On 25 November 2022, Clark was appointed manager of Lowland League side East Stirlingshire. This was to be Clark's first managerial position since he departed Berwick Rangers in 2005.

On 28 March 2023, Clark would leave East Stirlingshire and was named the new manager of Scottish League Two club Albion Rovers.

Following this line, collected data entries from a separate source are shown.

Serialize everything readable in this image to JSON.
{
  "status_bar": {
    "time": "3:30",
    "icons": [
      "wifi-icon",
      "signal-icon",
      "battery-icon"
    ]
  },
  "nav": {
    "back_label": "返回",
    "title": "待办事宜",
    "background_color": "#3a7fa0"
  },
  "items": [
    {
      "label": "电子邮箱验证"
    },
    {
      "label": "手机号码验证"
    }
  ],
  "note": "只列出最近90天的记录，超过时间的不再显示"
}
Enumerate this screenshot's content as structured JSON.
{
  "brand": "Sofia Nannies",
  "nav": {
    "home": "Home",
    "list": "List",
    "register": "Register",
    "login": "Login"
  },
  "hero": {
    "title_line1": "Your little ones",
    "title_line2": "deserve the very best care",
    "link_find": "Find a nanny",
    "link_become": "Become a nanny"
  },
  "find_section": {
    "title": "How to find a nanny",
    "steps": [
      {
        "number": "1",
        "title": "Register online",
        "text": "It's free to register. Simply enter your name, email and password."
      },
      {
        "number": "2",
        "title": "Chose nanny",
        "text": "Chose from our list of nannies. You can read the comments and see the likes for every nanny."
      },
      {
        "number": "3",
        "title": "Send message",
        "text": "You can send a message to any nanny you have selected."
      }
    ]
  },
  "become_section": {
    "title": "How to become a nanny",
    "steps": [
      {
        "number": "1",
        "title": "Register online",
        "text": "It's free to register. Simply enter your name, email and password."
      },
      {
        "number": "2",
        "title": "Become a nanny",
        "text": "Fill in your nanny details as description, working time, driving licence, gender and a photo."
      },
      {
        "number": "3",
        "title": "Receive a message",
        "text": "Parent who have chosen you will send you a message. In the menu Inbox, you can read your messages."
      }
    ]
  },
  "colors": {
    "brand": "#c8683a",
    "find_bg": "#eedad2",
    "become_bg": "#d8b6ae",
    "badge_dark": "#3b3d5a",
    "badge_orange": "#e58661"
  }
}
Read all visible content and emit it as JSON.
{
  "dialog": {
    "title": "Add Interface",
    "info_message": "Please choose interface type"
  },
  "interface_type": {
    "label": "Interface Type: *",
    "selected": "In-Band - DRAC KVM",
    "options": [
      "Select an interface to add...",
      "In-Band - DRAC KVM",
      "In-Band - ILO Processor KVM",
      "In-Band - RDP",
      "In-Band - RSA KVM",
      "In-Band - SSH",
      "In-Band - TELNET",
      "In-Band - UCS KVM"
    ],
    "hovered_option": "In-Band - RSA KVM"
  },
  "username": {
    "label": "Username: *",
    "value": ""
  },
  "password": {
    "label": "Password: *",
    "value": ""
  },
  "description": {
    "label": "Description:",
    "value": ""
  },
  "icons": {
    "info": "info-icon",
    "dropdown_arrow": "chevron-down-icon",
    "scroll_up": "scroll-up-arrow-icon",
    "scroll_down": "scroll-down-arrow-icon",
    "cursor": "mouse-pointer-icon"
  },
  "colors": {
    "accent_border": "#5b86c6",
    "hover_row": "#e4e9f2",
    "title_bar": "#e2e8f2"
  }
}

On 25 May 2026, he was named as assistant-manager to his son Nicky at the Doonhamers.

==Personal life==
Sandy Clark is the father of Nicky, who also played for Rangers.

===Managerial record===

| Team | From | To | Record |  |  |  |  |
| G | W | D | L | Win % |
| Heart of Midlothian | 10 May 1993 | 20 June 1994 | 51 | 15 | 20 | 16 | 029.41 |
| Hamilton Academical | 1 September 1996 | 5 September 1998 | 93 | 38 | 29 | 26 | 040.86 |
| St Johnstone | 7 September 1998 | 25 September 2001 | 132 | 40 | 43 | 49 | 030.30 |
| Berwick Rangers | 13 October 2004 | 31 May 2006 | 77 | 35 | 19 | 23 | 045.45 |
| East Stirlingshire | 25 November 2022 | 27 March 2023 | 15 | 6 | 2 | 7 | 040.00 |
| Albion Rovers | 28 March 2023 | 25 May 2026 | 14 | 4 | 2 | 8 | 028.57 |
| Total |  |  | 382 | 138 | 115 | 129 | 036.13 |

- Statistics from Partick Thistle unavailable.